Il cappello di paglia - discorsi rurali sotto il portico (quando i vecchi oggetti ci parlano)
- ciao nonno, siediti qui vicino a me. Non ci vediamo da 40 anni. Come vedi sono invecchiato anch’io. Tu sei sempre uguale...lo stesso cappello di paglia e la stessa camicia di quando ti portammo in ospedale per l’ultima volta.
- ciao Massimo. Si, sono sempre uguale ai tuoi occhi perché di la non c’è una briciola di ciò che può avere valore sulla terra. Neppure il nostro corpo.
- senti nonno, sono troppo curioso...Dio esiste?
- se nella tua vita ci credi si, altrimenti no...l’aldilà è quello che pensi tu ora. Dimmi piuttosto, sono cambiate molte cose in 40 anni? Hai una bella casa, non come quella che c’era prima...c’è ancora il bagno di canne all’aperto vicino al letamaio?
- no nonno, non c’è più nulla. Abbiamo comfort di tutti i tipi, da mangiare abbondantemente e la gente è super impegnata...non si ferma mai.
- cos’è quella scatola illuminata che tieni in mano?
- si chiama smartphone nonno...è una specie di telefono che ti permette di comunicare con gli altri.
- ah si conosco Massimo. Ce l’avevano anche quei maledetti tedeschi nel 44 che andavano a dormire con gli scarponi sotto la testa. Siete fortunati a vivere in questo tempo dove non manca nulla.
- no nonno, qualcosa manca. Ti ricordi che in questo periodo mi portavi a raccogliere il fieno? Non ha più lo stesso odore.

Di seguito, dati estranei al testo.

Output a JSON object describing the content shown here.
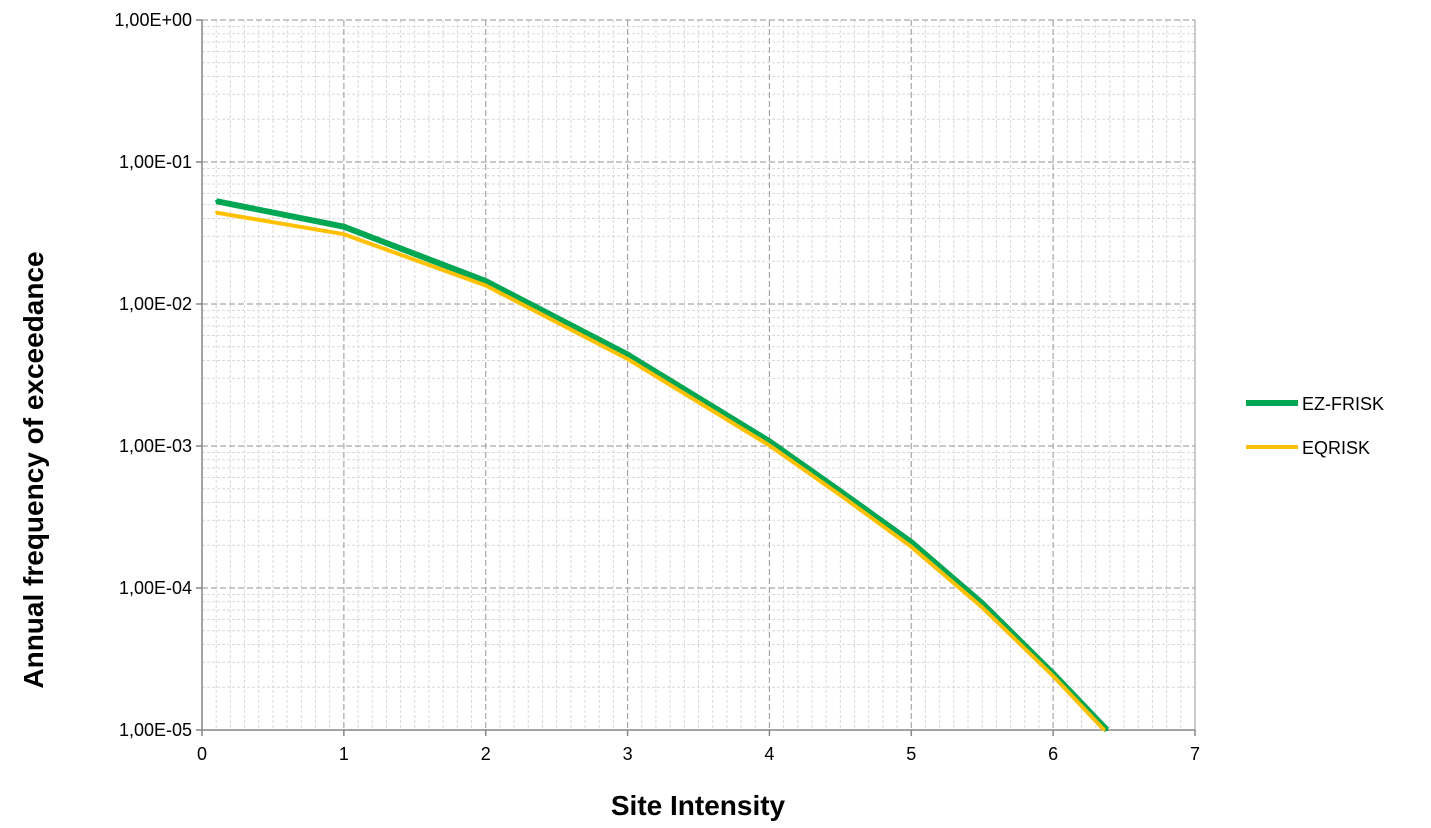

Ti ricordi che andavamo a pesca di rane e di lucci nel fiume qua dietro dove scorreva un’acqua cristallina? Non ci sono più i lucci e le rane, non c’è più neppure il fiume perché è diventato una latrina.
- e cosa manca allora Massimo?
- la semplicità nonno, forse quella magica semplicità.
- beh Massimo, devo andare ora.
- ciao nonno, salutami la nonna. Un’ultima cosa, mi lasci quel cappello di paglia?
- ce l’hai già Massimo, non ricordi?
Scusatemi, mi ero un attimo assopito sulla sedia visto che stasera l’aria è più fresca. Bevo un goccio, fumo una sigaretta e vado a letto.